How the autochecker scores your agent:

  • Locally, run_eval.py checks answers with simple keyword matching.
  • The autochecker bot uses the same keyword checks, but for open-ended reasoning questions (e.g., "explain the request lifecycle") it uses LLM-based judging with a rubric — a stricter and more accurate evaluation.
  • The bot also verifies that your agent used the correct tools (e.g., query_api for data questions, read_file for code questions).
  • You need to pass a minimum threshold overall (local + hidden questions combined).

Debugging workflow

Symptom Likely cause Fix
Agent doesn't use a tool when it should Tool description too vague for the LLM Improve the tool's description in the schema
Tool called but returns an error Bug in tool implementation Fix the tool code, test it in isolation
Tool called with wrong arguments LLM misunderstands the schema Clarify parameter descriptions
Agent times out Too many tool calls or slow LLM Reduce max iterations, try a faster model
Agent crashes with AttributeError: 'NoneType' LLM returns content: null when it makes tool calls Use (msg.get("content") or "") instead of msg.get("content", "") — the field is present but null, not missing
Agent reads the same file in a loop File is too large and gets truncated, LLM can't find the answer Increase the content limit sent back to the LLM
Answer is close but doesn't match Phrasing doesn't contain expected keyword Adjust system prompt to be more precise

Deliverables

1. Plan (plans/task-3.md)

Before writing code, create plans/task-3.md. Describe how you will define the query_api tool schema, handle authentication, and update the system prompt.

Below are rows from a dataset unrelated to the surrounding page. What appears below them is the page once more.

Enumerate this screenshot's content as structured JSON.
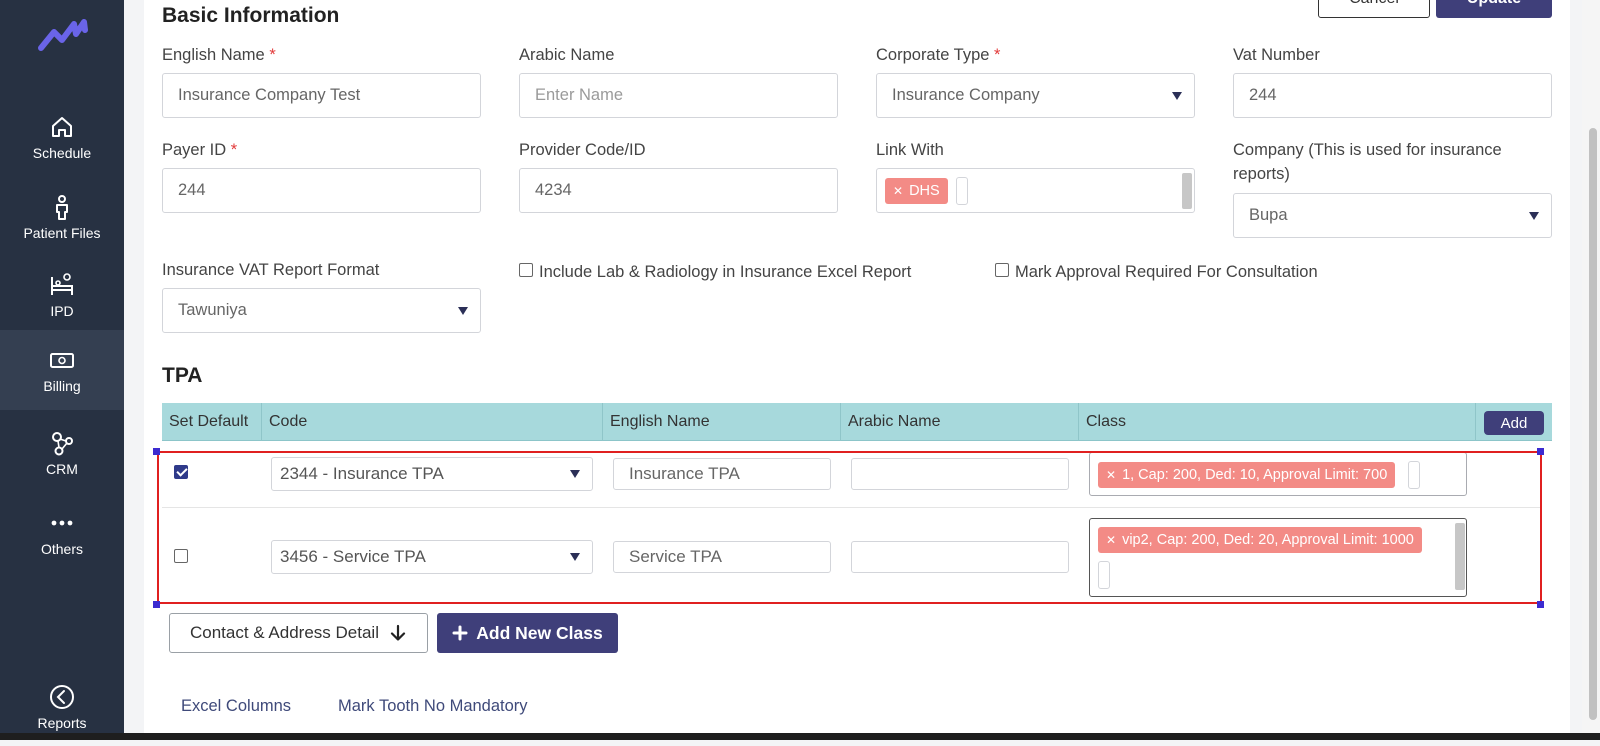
{
  "sidebar": {
    "items": [
      {
        "label": "Schedule",
        "icon": "home-icon"
      },
      {
        "label": "Patient Files",
        "icon": "person-icon"
      },
      {
        "label": "IPD",
        "icon": "bed-icon"
      },
      {
        "label": "Billing",
        "icon": "money-icon"
      },
      {
        "label": "CRM",
        "icon": "network-icon"
      },
      {
        "label": "Others",
        "icon": "dots-icon"
      },
      {
        "label": "Reports",
        "icon": "chevron-left-circle-icon"
      }
    ],
    "active": "Billing"
  },
  "header_buttons": {
    "cancel": "Cancel",
    "update": "Update"
  },
  "basic": {
    "title": "Basic Information",
    "english_name": {
      "label": "English Name",
      "value": "Insurance Company Test"
    },
    "arabic_name": {
      "label": "Arabic Name",
      "placeholder": "Enter Name"
    },
    "corporate_type": {
      "label": "Corporate Type",
      "value": "Insurance Company"
    },
    "vat_number": {
      "label": "Vat Number",
      "value": "244"
    },
    "payer_id": {
      "label": "Payer ID",
      "value": "244"
    },
    "provider_code": {
      "label": "Provider Code/ID",
      "value": "4234"
    },
    "link_with": {
      "label": "Link With",
      "tags": [
        "DHS"
      ]
    },
    "company": {
      "label": "Company (This is used for insurance reports)",
      "value": "Bupa"
    },
    "vat_format": {
      "label": "Insurance VAT Report Format",
      "value": "Tawuniya"
    },
    "include_lab": {
      "label": "Include Lab & Radiology in Insurance Excel Report",
      "checked": false
    },
    "mark_approval": {
      "label": "Mark Approval Required For Consultation",
      "checked": false
    }
  },
  "tpa": {
    "title": "TPA",
    "columns": [
      "Set Default",
      "Code",
      "English Name",
      "Arabic Name",
      "Class"
    ],
    "add_label": "Add",
    "rows": [
      {
        "default": true,
        "code": "2344 - Insurance TPA",
        "english": "Insurance TPA",
        "arabic": "",
        "class_tag": "1, Cap: 200, Ded: 10, Approval Limit: 700"
      },
      {
        "default": false,
        "code": "3456 - Service TPA",
        "english": "Service TPA",
        "arabic": "",
        "class_tag": "vip2, Cap: 200, Ded: 20, Approval Limit: 1000"
      }
    ]
  },
  "actions": {
    "contact": "Contact & Address Detail",
    "add_class": "Add New Class"
  },
  "bottom_tabs": [
    "Excel Columns",
    "Mark Tooth No Mandatory"
  ],
  "colors": {
    "sidebar": "#273142",
    "primary": "#3f3f7a",
    "tag": "#f38b86",
    "table_header": "#a7d9dc"
  }
}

After running the benchmark once, add your initial score, first failures, and iteration strategy.

2. Tool and agent updates (update agent.py)

Add query_api as a function-calling schema, implement it with authentication, and update the system prompt. Then iterate until the benchmark passes.

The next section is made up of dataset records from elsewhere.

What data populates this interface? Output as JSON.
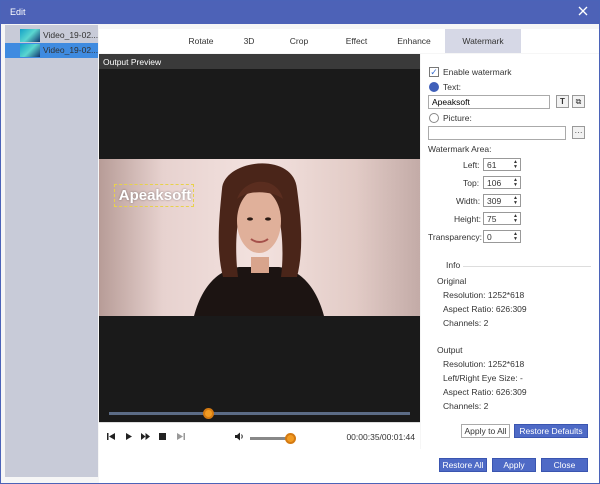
{
  "window": {
    "title": "Edit"
  },
  "files": [
    {
      "name": "Video_19-02..."
    },
    {
      "name": "Video_19-02..."
    }
  ],
  "tabs": [
    "Rotate",
    "3D",
    "Crop",
    "Effect",
    "Enhance",
    "Watermark"
  ],
  "preview": {
    "header": "Output Preview",
    "watermark_text": "Apeaksoft",
    "time": "00:00:35/00:01:44",
    "seek_progress": 0.33,
    "volume_level": 0.95
  },
  "watermark": {
    "enable_label": "Enable watermark",
    "enabled": true,
    "text_label": "Text:",
    "text_value": "Apeaksoft",
    "picture_label": "Picture:",
    "picture_value": "",
    "area_label": "Watermark Area:",
    "left_label": "Left:",
    "left_value": "61",
    "top_label": "Top:",
    "top_value": "106",
    "width_label": "Width:",
    "width_value": "309",
    "height_label": "Height:",
    "height_value": "75",
    "transparency_label": "Transparency:",
    "transparency_value": "0"
  },
  "info": {
    "heading": "Info",
    "original_heading": "Original",
    "original_resolution": "Resolution: 1252*618",
    "original_aspect": "Aspect Ratio: 626:309",
    "original_channels": "Channels: 2",
    "output_heading": "Output",
    "output_resolution": "Resolution: 1252*618",
    "output_eye": "Left/Right Eye Size: -",
    "output_aspect": "Aspect Ratio: 626:309",
    "output_channels": "Channels: 2"
  },
  "buttons": {
    "apply_to_all": "Apply to All",
    "restore_defaults": "Restore Defaults",
    "restore_all": "Restore All",
    "apply": "Apply",
    "close": "Close"
  },
  "colors": {
    "titlebar": "#4d62b7",
    "accent": "#4e6ac6",
    "slider": "#f29b22"
  }
}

3. Documentation (update AGENT.md)

Update AGENT.md to document the query_api tool, its authentication, how the LLM decides between wiki and system tools, lessons learned from the benchmark, and your final eval score. At least 200 words.

4. Tests (2 more tests)

Add 2 regression tests for system agent tools. Example questions:

  • "What framework does the backend use?" → expects read_file in tool_calls.
  • "How many items are in the database?" → expects query_api in tool_calls.

Acceptance criteria

  • plans/task-3.md exists with the implementation plan and benchmark diagnosis.
  • agent.py defines query_api as a function-calling schema.
  • query_api authenticates with LMS_API_KEY from environment variables.
  • The agent reads all LLM config (LLM_API_KEY, LLM_API_BASE, LLM_MODEL) from environment variables.
  • The agent reads AGENT_API_BASE_URL from environment variables (defaults to http://localhost:42002).
  • The agent answers static system questions correctly (framework, ports, status codes).
  • The agent answers data-dependent questions with plausible values.
  • run_eval.py passes all 10 local questions.
  • AGENT.md documents the final architecture and lessons learned (at least 200 words).
  • 2 tool-calling regression tests exist and pass.
  • The agent passes the autochecker bot benchmark.
  • Git workflow: issue [Task] The System Agent, branch, PR with Closes #..., partner approval, merge.